Terahertz frequencies above 100 GHz offer extremely wide bandwidths suitable for next-generation wireless communications, and research toward their practical use is ongoing worldwide. In particular, the 150 GHz and 300 GHz bands are actively being studied in Japan due to their relatively low atmospheric attenuation, which enables stable signal propagation.

However, at such high frequencies, mechanical fabrication errors—typically around ±50 μm—can no longer be ignored. While this level of error is negligible for conventional sub-6 GHz modules, it becomes several percent of the wavelength at 300 GHz, where the wavelength is about 1 mm.

These errors can significantly impact the performance of devices, especially those connecting the chip to the antenna, and therefore require compensation mechanisms. Moreover, since 300 GHz exceeds the maximum operating frequency of standard CMOS transistors, it is difficult to implement active tuning circuits or electronic switches, highlighting the need for alternative approaches.

A joint research team from the Institute of Science Tokyo (Science Tokyo) and Hiroshima University has developed a mechanical tuning method using microactuators to improve the performance of terahertz communication devices. The work is published in the journal IEEE Access.

Inspired by optical cameras, which adjust focus by moving lenses to maximize the received light intensity from a specific distance, the researchers applied a similar concept to terahertz devices. As a demonstration, they introduced a mechanical tuning structure into a waveguide transition that connected an antenna to a chip.
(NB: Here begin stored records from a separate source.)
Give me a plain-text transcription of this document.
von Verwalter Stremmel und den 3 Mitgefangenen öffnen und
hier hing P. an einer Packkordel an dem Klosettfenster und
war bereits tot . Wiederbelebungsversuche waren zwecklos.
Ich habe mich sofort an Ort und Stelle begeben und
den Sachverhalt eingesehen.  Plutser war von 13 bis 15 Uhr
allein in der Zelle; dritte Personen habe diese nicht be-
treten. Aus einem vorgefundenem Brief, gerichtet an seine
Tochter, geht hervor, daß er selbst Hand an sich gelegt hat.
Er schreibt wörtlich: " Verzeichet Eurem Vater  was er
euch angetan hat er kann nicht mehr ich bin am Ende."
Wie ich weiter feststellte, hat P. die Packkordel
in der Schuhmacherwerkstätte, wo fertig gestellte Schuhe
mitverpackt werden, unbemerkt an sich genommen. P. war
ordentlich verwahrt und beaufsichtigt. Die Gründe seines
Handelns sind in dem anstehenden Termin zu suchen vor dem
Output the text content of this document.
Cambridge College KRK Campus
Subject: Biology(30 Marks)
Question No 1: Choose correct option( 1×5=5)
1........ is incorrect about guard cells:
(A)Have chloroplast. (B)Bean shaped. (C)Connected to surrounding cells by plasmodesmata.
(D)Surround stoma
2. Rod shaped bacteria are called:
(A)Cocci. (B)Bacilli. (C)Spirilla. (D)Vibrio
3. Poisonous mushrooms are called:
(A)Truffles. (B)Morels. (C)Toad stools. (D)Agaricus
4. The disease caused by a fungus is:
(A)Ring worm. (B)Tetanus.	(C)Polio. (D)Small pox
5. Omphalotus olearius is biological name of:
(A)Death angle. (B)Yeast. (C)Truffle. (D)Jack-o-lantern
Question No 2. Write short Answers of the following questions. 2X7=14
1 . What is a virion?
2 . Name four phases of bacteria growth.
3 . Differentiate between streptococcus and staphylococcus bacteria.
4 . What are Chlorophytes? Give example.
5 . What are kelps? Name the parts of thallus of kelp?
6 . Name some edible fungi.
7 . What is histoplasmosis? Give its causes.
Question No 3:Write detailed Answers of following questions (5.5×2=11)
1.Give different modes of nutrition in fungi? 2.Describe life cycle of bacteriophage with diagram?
A flexible, conductive membrane was used as a movable backshort (reflector) within the waveguide, and its position was precisely controlled using an impact-drive microactuator with sub-micron accuracy. The actuator drove a slider element that pushed the membrane, enabling high-precision adjustment of the reflector’s position.

As a result, the team successfully demonstrated impedance tuning of a 250 GHz waveguide transition, validating the effectiveness of mechanical tuning as a method of compensating for fabrication-induced performance variation.